吉本氏 今、代理店さんと一緒になって、どのぐらいの規模がありそうなのかを調査しているところです。auに対応しようとすると、VoLTEをやらざるをえません。キャリアの試験をするまで突っ込んでいき、投資する価値があるかないのかを調べています。本国からは、「ある程度台数が固まるならやってもいい」と言われている状況です。
―― やはり、VoLTE対応は開発やコスト的に、なかなか大変ということでしょうか。
吉本氏 難しいんですよ。というもの、VoLTEには事実上、世界標準がありません。共通規格はあるのですが、オプションが多すぎて、みんなが勝手にインプリ(実装)している状態で、グローバルでもこのオペレーターで動いても、こっちではダメとなるため、結局はカスタマイズが必要になってきます。実はQualcommさんのチップも、ドコモモード、auモード、ソフトバンクモードと3つのモードを持っていて、オペレーターごとに別々の仕様で動かしています。
―― なるほど。コスト面でいうと、キャリアの試験なしで投入するという方向性はいかがですか。
吉本氏 基本的にはTELECやJATEを通っていればしょうがないというスタンスですが、やはりオペレーター側は嫌がります。基本的には、試験をしてほしいというスタンスですね。ただ、やはりお金がかかる。
―― 音声通話は携帯電話の基本中の基本だけに、万が一でもトラブルがあると困りますからね。
吉本氏 そうなんです。ですから、チップベンダーも試験をしていないというようなものは、さすがに怖くて使うことができません。
ZTEの認知度向上に努める
―― MVNOの導入に関しては、今回は楽天モバイル1社だけでした。ここは増やしていくお考えでしょうか。
吉本氏 そこには、一生懸命アプローチしています。アプローチはしていて、いくつかいいお話も来ている状況です。MVNOもいくつかスタンスがあり、きちんと端末で差を出していくところもあれば、売れたものを取り扱うというところもあります。(販売台数を伸ばすには)後者の「売れたら持ってきて」というところにまで広がらないといけません。それまでは、楽天さんのように、端末で差を出していくところにアプローチを続けていきます。

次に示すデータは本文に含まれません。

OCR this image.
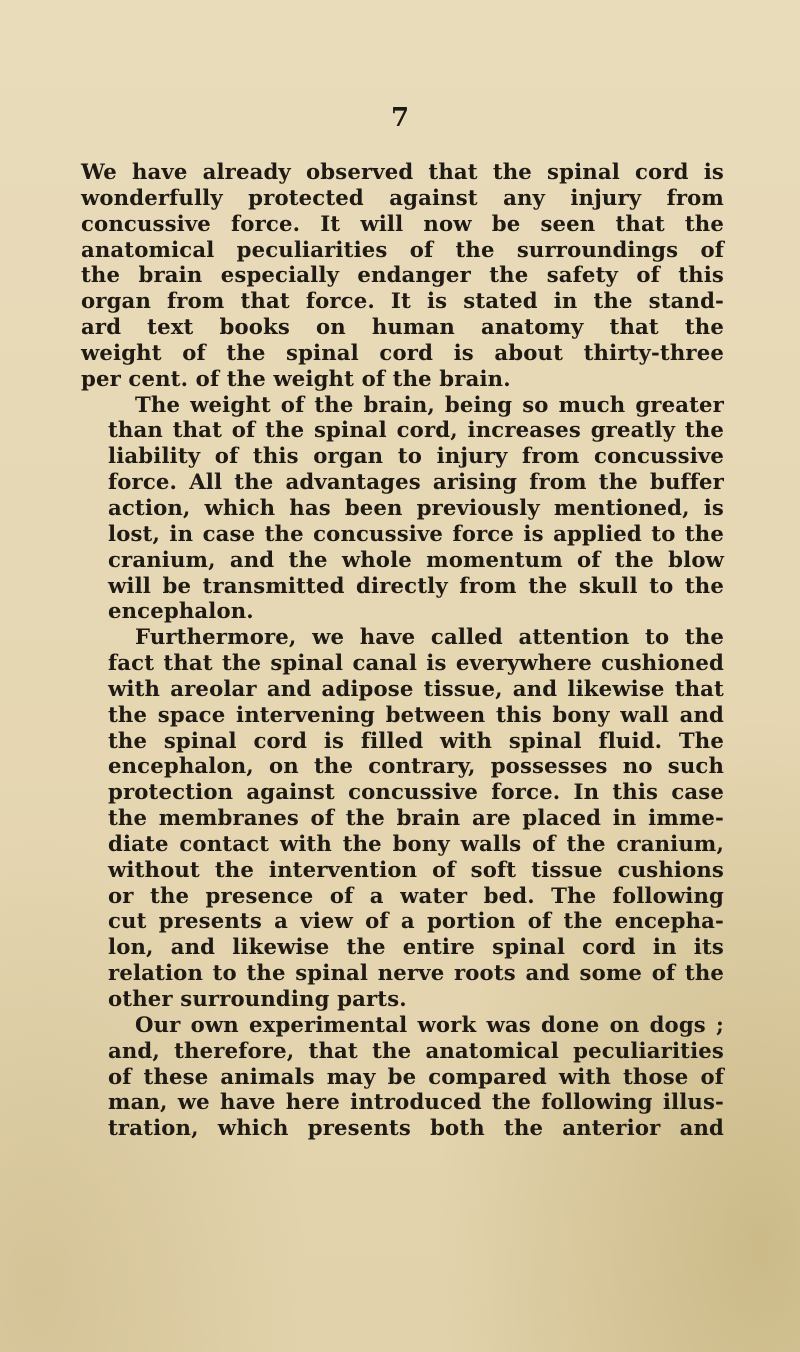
7
We have already observed that the spinal cord is
wonderfully protected against any injury from
concussive force. It will now be seen that the
anatomical peculiarities of the surroundings of
the brain especially endanger the safety of this
organ from that force. It is stated in the stand-
ard text books on human anatomy that the
weight of the spinal cord is about thirty-three
per cent. of the weight of the brain.
The weight of the brain, being so much greater
than that of the spinal cord, increases greatly the
liability of this organ to injury from concussive
force. All the advantages arising from the buffer
action, which has been previously mentioned, is
lost, in case the concussive force is applied to the
cranium, and the whole momentum of the blow
will be transmitted directly from the skull to the
encephalon.
Furthermore, we have called attention to the
fact that the spinal canal is everywhere cushioned
with areolar and adipose tissue, and likewise that
the space intervening between this bony wall and
the spinal cord is filled with spinal fluid. The
encephalon, on the contrary, possesses no such
protection against concussive force. In this case
the membranes of the brain are placed in imme-
diate contact with the bony walls of the cranium,
without the intervention of soft tissue cushions
or the presence of a water bed. The following
cut presents a view of a portion of the encepha-
lon, and likewise the entire spinal cord in its
relation to the spinal nerve roots and some of the
other surrounding parts.
Our own experimental work was done on dogs ;
and, therefore, that the anatomical peculiarities
of these animals may be compared with those of
man, we have here introduced the following illus-
tration, which presents both the anterior and
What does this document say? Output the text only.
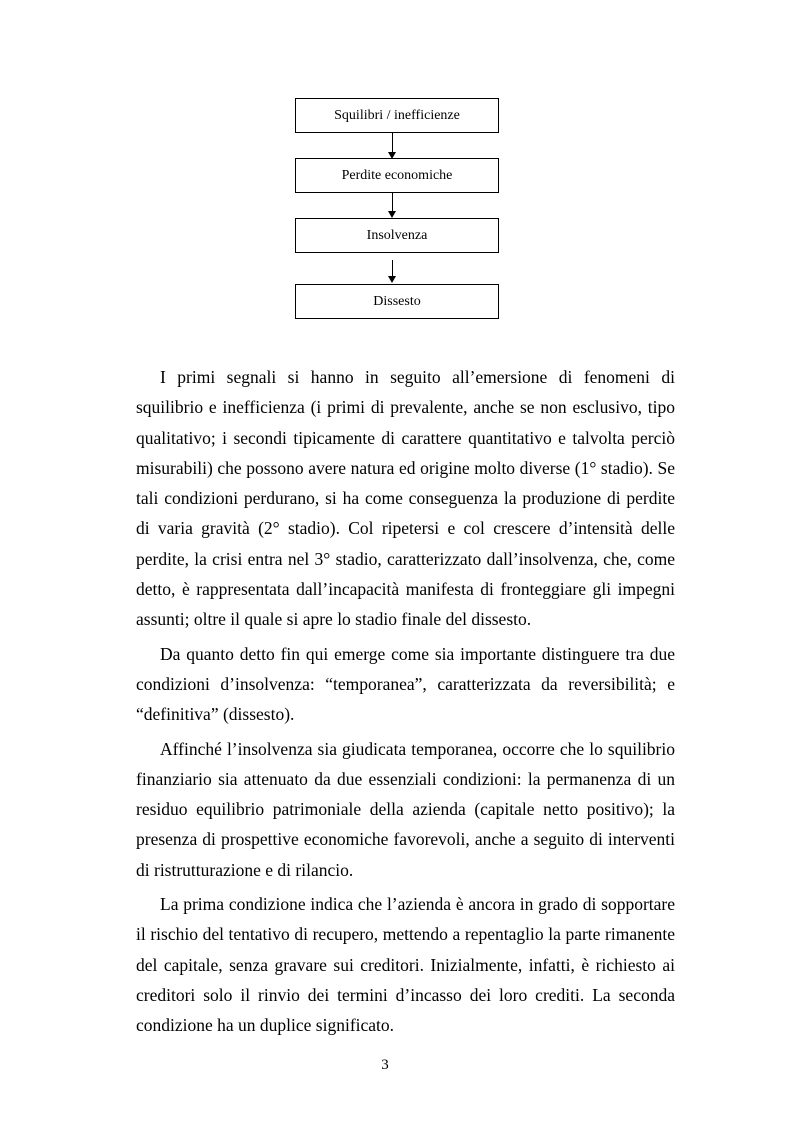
Squilibri / inefficienze
Perdite economiche
Insolvenza
Dissesto

I primi segnali si hanno in seguito all’emersione di fenomeni di squilibrio e inefficienza (i primi di prevalente, anche se non esclusivo, tipo qualitativo; i secondi tipicamente di carattere quantitativo e talvolta perciò misurabili) che possono avere natura ed origine molto diverse (1° stadio). Se tali condizioni perdurano, si ha come conseguenza la produzione di perdite di varia gravità (2° stadio). Col ripetersi e col crescere d’intensità delle perdite, la crisi entra nel 3° stadio, caratterizzato dall’insolvenza, che, come detto, è rappresentata dall’incapacità manifesta di fronteggiare gli impegni assunti; oltre il quale si apre lo stadio finale del dissesto.

Da quanto detto fin qui emerge come sia importante distinguere tra due condizioni d’insolvenza: “temporanea”, caratterizzata da reversibilità; e “definitiva” (dissesto).

Affinché l’insolvenza sia giudicata temporanea, occorre che lo squilibrio finanziario sia attenuato da due essenziali condizioni: la permanenza di un residuo equilibrio patrimoniale della azienda (capitale netto positivo); la presenza di prospettive economiche favorevoli, anche a seguito di interventi di ristrutturazione e di rilancio.

La prima condizione indica che l’azienda è ancora in grado di sopportare il rischio del tentativo di recupero, mettendo a repentaglio la parte rimanente del capitale, senza gravare sui creditori. Inizialmente, infatti, è richiesto ai creditori solo il rinvio dei termini d’incasso dei loro crediti. La seconda condizione ha un duplice significato.

3
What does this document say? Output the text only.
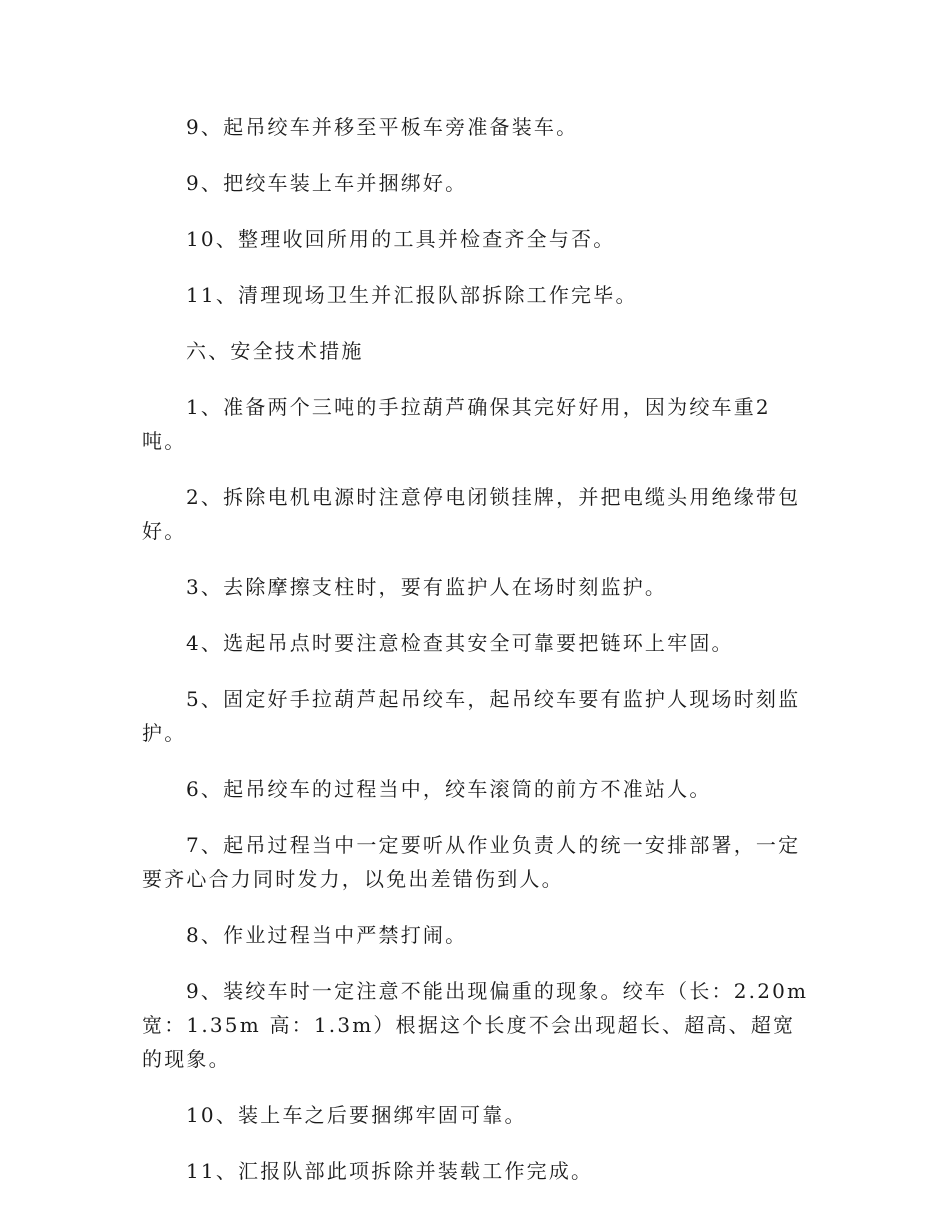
9、起吊绞车并移至平板车旁准备装车。

9、把绞车装上车并捆绑好。

10、整理收回所用的工具并检查齐全与否。

11、清理现场卫生并汇报队部拆除工作完毕。

六、安全技术措施

1、准备两个三吨的手拉葫芦确保其完好好用，因为绞车重2吨。

2、拆除电机电源时注意停电闭锁挂牌，并把电缆头用绝缘带包好。

3、去除摩擦支柱时，要有监护人在场时刻监护。

4、选起吊点时要注意检查其安全可靠要把链环上牢固。

5、固定好手拉葫芦起吊绞车，起吊绞车要有监护人现场时刻监护。

6、起吊绞车的过程当中，绞车滚筒的前方不准站人。

7、起吊过程当中一定要听从作业负责人的统一安排部署，一定要齐心合力同时发力，以免出差错伤到人。

8、作业过程当中严禁打闹。

9、装绞车时一定注意不能出现偏重的现象。绞车（长：2.20m 宽：1.35m 高：1.3m）根据这个长度不会出现超长、超高、超宽的现象。

10、装上车之后要捆绑牢固可靠。

11、汇报队部此项拆除并装载工作完成。
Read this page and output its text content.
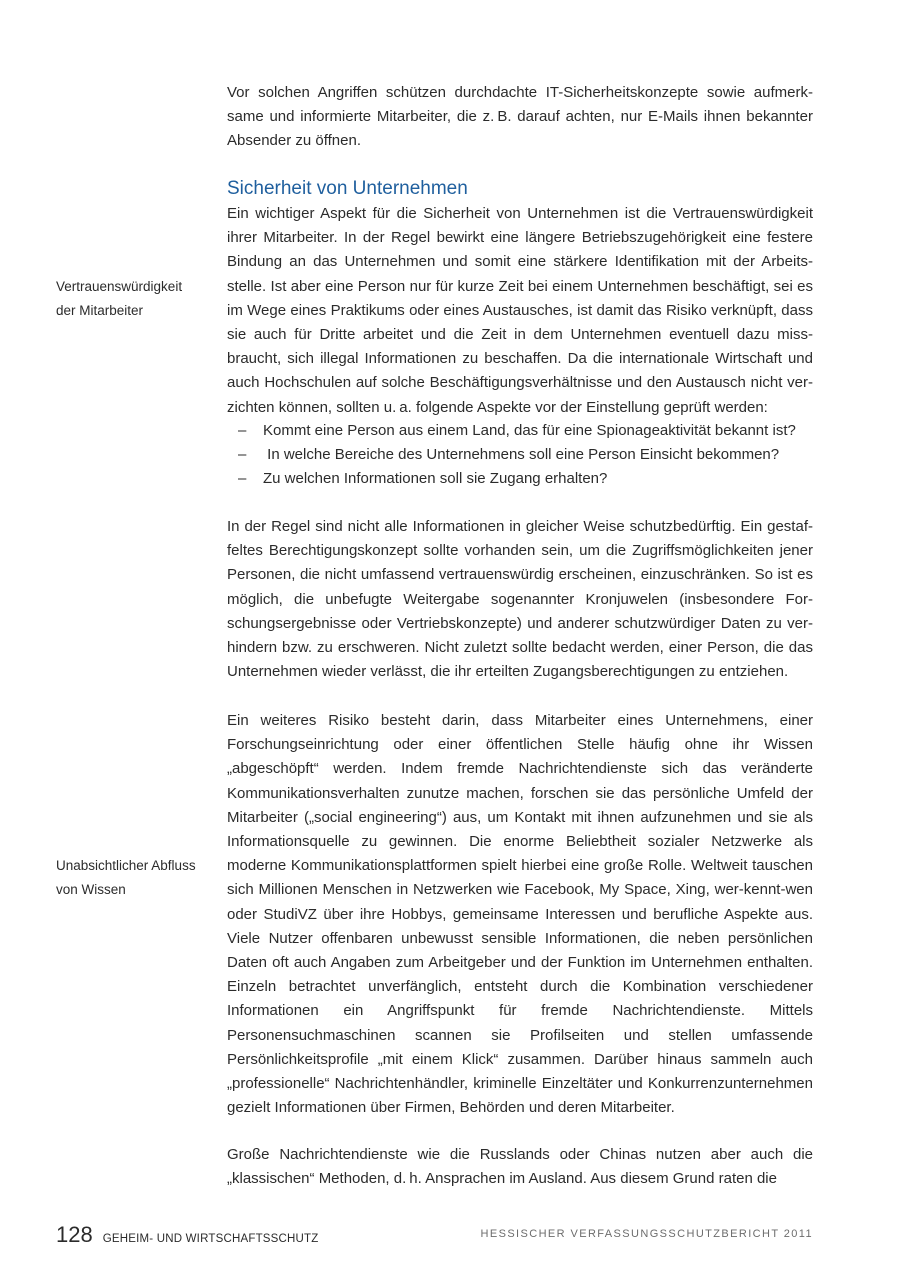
Vor solchen Angriffen schützen durchdachte IT-Sicherheitskonzepte sowie aufmerksame und informierte Mitarbeiter, die z. B. darauf achten, nur E-Mails ihnen bekannter Absender zu öffnen.

Sicherheit von Unternehmen

Ein wichtiger Aspekt für die Sicherheit von Unternehmen ist die Vertrauenswürdigkeit ihrer Mitarbeiter. In der Regel bewirkt eine längere Betriebszugehörigkeit eine festere Bindung an das Unternehmen und somit eine stärkere Identifikation mit der Arbeitsstelle. Ist aber eine Person nur für kurze Zeit bei einem Unternehmen beschäftigt, sei es im Wege eines Praktikums oder eines Austausches, ist damit das Risiko verknüpft, dass sie auch für Dritte arbeitet und die Zeit in dem Unternehmen eventuell dazu missbraucht, sich illegal Informationen zu beschaffen. Da die internationale Wirtschaft und auch Hochschulen auf solche Beschäftigungsverhältnisse und den Austausch nicht verzichten können, sollten u. a. folgende Aspekte vor der Einstellung geprüft werden:

– Kommt eine Person aus einem Land, das für eine Spionageaktivität bekannt ist?
– In welche Bereiche des Unternehmens soll eine Person Einsicht bekommen?
– Zu welchen Informationen soll sie Zugang erhalten?

In der Regel sind nicht alle Informationen in gleicher Weise schutzbedürftig. Ein gestaffeltes Berechtigungskonzept sollte vorhanden sein, um die Zugriffsmöglichkeiten jener Personen, die nicht umfassend vertrauenswürdig erscheinen, einzuschränken. So ist es möglich, die unbefugte Weitergabe sogenannter Kronjuwelen (insbesondere Forschungsergebnisse oder Vertriebskonzepte) und anderer schutzwürdiger Daten zu verhindern bzw. zu erschweren. Nicht zuletzt sollte bedacht werden, einer Person, die das Unternehmen wieder verlässt, die ihr erteilten Zugangsberechtigungen zu entziehen.

Ein weiteres Risiko besteht darin, dass Mitarbeiter eines Unternehmens, einer Forschungseinrichtung oder einer öffentlichen Stelle häufig ohne ihr Wissen „abgeschöpft“ werden. Indem fremde Nachrichtendienste sich das veränderte Kommunikationsverhalten zunutze machen, forschen sie das persönliche Umfeld der Mitarbeiter („social engineering“) aus, um Kontakt mit ihnen aufzunehmen und sie als Informationsquelle zu gewinnen. Die enorme Beliebtheit sozialer Netzwerke als moderne Kommunikationsplattformen spielt hierbei eine große Rolle. Weltweit tauschen sich Millionen Menschen in Netzwerken wie Facebook, My Space, Xing, wer-kennt-wen oder StudiVZ über ihre Hobbys, gemeinsame Interessen und berufliche Aspekte aus. Viele Nutzer offenbaren unbewusst sensible Informationen, die neben persönlichen Daten oft auch Angaben zum Arbeitgeber und der Funktion im Unternehmen enthalten. Einzeln betrachtet unverfänglich, entsteht durch die Kombination verschiedener Informationen ein Angriffspunkt für fremde Nachrichtendienste. Mittels Personensuchmaschinen scannen sie Profilseiten und stellen umfassende Persönlichkeitsprofile „mit einem Klick“ zusammen. Darüber hinaus sammeln auch „professionelle“ Nachrichtenhändler, kriminelle Einzeltäter und Konkurrenzunternehmen gezielt Informationen über Firmen, Behörden und deren Mitarbeiter.

Große Nachrichtendienste wie die Russlands oder Chinas nutzen aber auch die „klassischen“ Methoden, d. h. Ansprachen im Ausland. Aus diesem Grund raten die

Vertrauenswürdigkeit
der Mitarbeiter
Unabsichtlicher Abfluss
von Wissen
128 GEHEIM- UND WIRTSCHAFTSSCHUTZ	HESSISCHER VERFASSUNGSSCHUTZBERICHT 2011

―― 認知度を上げるという意味では、PR活動も重要になってくると思います。
吉本氏 広報とマーケティングが、そこをやっています。最初に改善したのが、まずWeb(ZTEジャパンのWebサイト)を何とかしましょうというところで、少し見やすくしました。今やっているのが、交通広告で6月ぐらいから、名前を知ってもらう活動をしています。第2弾も7月から、JRの駅でやる予定です。その他、デジタル系の広告を出し、検索したらすぐに出てくるようにしたり、ターゲットマーケティングも始めています。
あとは、雑誌に記事広告を入れています。テクニカル系だけでなく、一般層、女性層にアピールするために、女性誌にも対象を広げています。これも、7月、8月に出てくると思います。
認知度の調査をしても、まだ知っている人は少ない。今は、そもそも「ZTEってなんだっけ」というところです。その中で、製品を知ってもらおうと、ヨドバシカメラでタッチ&トライイベントをやらせていただいたりもしました。とにかく、見て、覚えていただかないとと考えています。発表会でもスポーツやエンターテインメントの話をしましたし、hitomiさんにも登場していただきました。あれはワンショットですが、“大使”のようなものも今、検討しているところです。
取材を終えて:完成度の高い端末をきっちり投入すべき
コストパフォーマンスの高い端末を作り、一部のユーザーからは評価も高いZTEだが、今はまだ知る人ぞ知る存在。同社が課題だと認識しているように、知名度は早急に向上させていく必要がある。そのためにも、AXON 7のような完成度の高い端末は、きっちり市場に投入にしていく必要がありそうだ。
シェアを取るという意味では、MVNOとの協力も不可欠になってくる。急成長している楽天モバイルからBlade E01が発売されたのは、ZTEにとってプラスだが、1社だけでは規模が出せない。同様の取り組みをいかに広げていけるかが、今後の行方を決めるカギになりそうだ。